DTZ: Office take-up in Q1 2010 incresed 65% year-on-year

In the first quarter of the year ca. 68,000 sq m of new stock was delivered to the market. This reflected 24% of the projected annual supply for 2010. Thus, the modern office stock reached circa 1.59 mil sq m at the end of March 2010.

Office developments delivered in Q1 2010 are mostly located in the centre and centre-north areas and include: City Gate (tower B/21,000 sq m), Euro Tower (16,500 sq m) and Platinum Center (8,780 sq m). As a consequence of this, the north area maintains the highest share of the total office stock (49.1%), followed by Centre (15%) and Centre-North (14.8%).

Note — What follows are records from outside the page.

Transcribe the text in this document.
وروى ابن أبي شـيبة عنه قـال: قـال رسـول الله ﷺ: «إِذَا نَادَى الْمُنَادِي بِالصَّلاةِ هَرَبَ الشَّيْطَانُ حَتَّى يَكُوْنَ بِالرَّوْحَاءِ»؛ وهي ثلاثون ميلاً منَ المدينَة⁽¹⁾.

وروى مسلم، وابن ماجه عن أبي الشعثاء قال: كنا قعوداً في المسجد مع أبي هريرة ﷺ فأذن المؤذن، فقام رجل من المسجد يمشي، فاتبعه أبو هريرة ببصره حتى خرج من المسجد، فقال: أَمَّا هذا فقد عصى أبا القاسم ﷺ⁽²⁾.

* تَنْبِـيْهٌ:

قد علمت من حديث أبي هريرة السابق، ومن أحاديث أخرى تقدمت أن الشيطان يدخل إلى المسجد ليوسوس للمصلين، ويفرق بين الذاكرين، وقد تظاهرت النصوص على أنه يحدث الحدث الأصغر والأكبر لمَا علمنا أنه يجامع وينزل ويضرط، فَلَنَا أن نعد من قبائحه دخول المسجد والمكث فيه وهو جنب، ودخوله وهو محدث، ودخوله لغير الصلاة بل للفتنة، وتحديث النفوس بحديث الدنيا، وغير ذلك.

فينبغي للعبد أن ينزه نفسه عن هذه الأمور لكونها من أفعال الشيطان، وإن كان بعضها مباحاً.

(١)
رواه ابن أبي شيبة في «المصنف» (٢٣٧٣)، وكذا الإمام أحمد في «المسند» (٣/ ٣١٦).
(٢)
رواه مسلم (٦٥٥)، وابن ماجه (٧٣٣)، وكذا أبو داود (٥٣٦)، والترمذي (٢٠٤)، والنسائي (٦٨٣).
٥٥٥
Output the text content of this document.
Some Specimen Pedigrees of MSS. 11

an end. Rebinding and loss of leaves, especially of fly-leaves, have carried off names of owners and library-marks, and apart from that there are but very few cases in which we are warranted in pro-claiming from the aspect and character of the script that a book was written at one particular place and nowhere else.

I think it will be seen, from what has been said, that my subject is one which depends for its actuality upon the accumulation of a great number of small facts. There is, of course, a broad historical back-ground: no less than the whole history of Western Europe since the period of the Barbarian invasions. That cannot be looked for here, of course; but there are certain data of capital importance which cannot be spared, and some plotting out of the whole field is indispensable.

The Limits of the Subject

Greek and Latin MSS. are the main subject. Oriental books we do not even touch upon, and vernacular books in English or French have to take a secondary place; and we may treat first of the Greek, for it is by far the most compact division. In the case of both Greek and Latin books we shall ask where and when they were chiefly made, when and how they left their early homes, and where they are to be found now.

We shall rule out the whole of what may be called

For 2010, the new supply is estimated to reach ca 288,000 sq m by year end, recording a 12.7% decrease year-on-year. The pipeline supply for the remainder of 2010 is ca 220,000 sq m. The limited access to finance and increased availability of office space will result in a lower anticipated level of supply for 2011, at present expected to be around 135,000 sq m (53% decrease year-on-year).

Demand
Q4 2009 was the highest quarter for take-up last year with 60,000 sq m. Take-up for Q1 2010 was lower but supported a general feeling of the strengthen of the market. Take-up in Q1 2010 compared to Q4 2009 reflected a 30% decrease quarter-on-quarter and a 65% increase year-on-year (versus Q1 2009).

Relocations represented 85% of the total take-up.

The largest transaction was a 11,735 sq m letting by Sanador within Sevastopol Office Building. Space requirements for the centre ranged between 200-1,200 sq m whilst in decentralised locations they varied between 400-1,000 sq m.

DTZ forecasts that total take-up for 2010 could reach 190,000 sq m, 46% increase compared to previous year.

Vacancy
The vacancy rate continued to increase in Q1 2010 to 18.1%.
The north area registered the highest level of vacancy, whilst the central area currently reports the lowest.

By contrast, with a decrease in the new supply in addition to the new demand, we expect a balance of the market to return and further vacancy rate to decrease until the end of 2010.

Rents
Prime headline rents during Q1 2010, reduced by 5% quarter-on-quarter.

Prime rental levels are €19-20 per sq m per month for buildings located in the centre area, €14-17 per sq m per month for semi central locations whilst rents for decentralised areas were in range of €9-13 per sq m per month.

According to our estimations, we expect to see further rental decline in the short term with rents expected to hit the bottom of the cycle in the second half of 2010.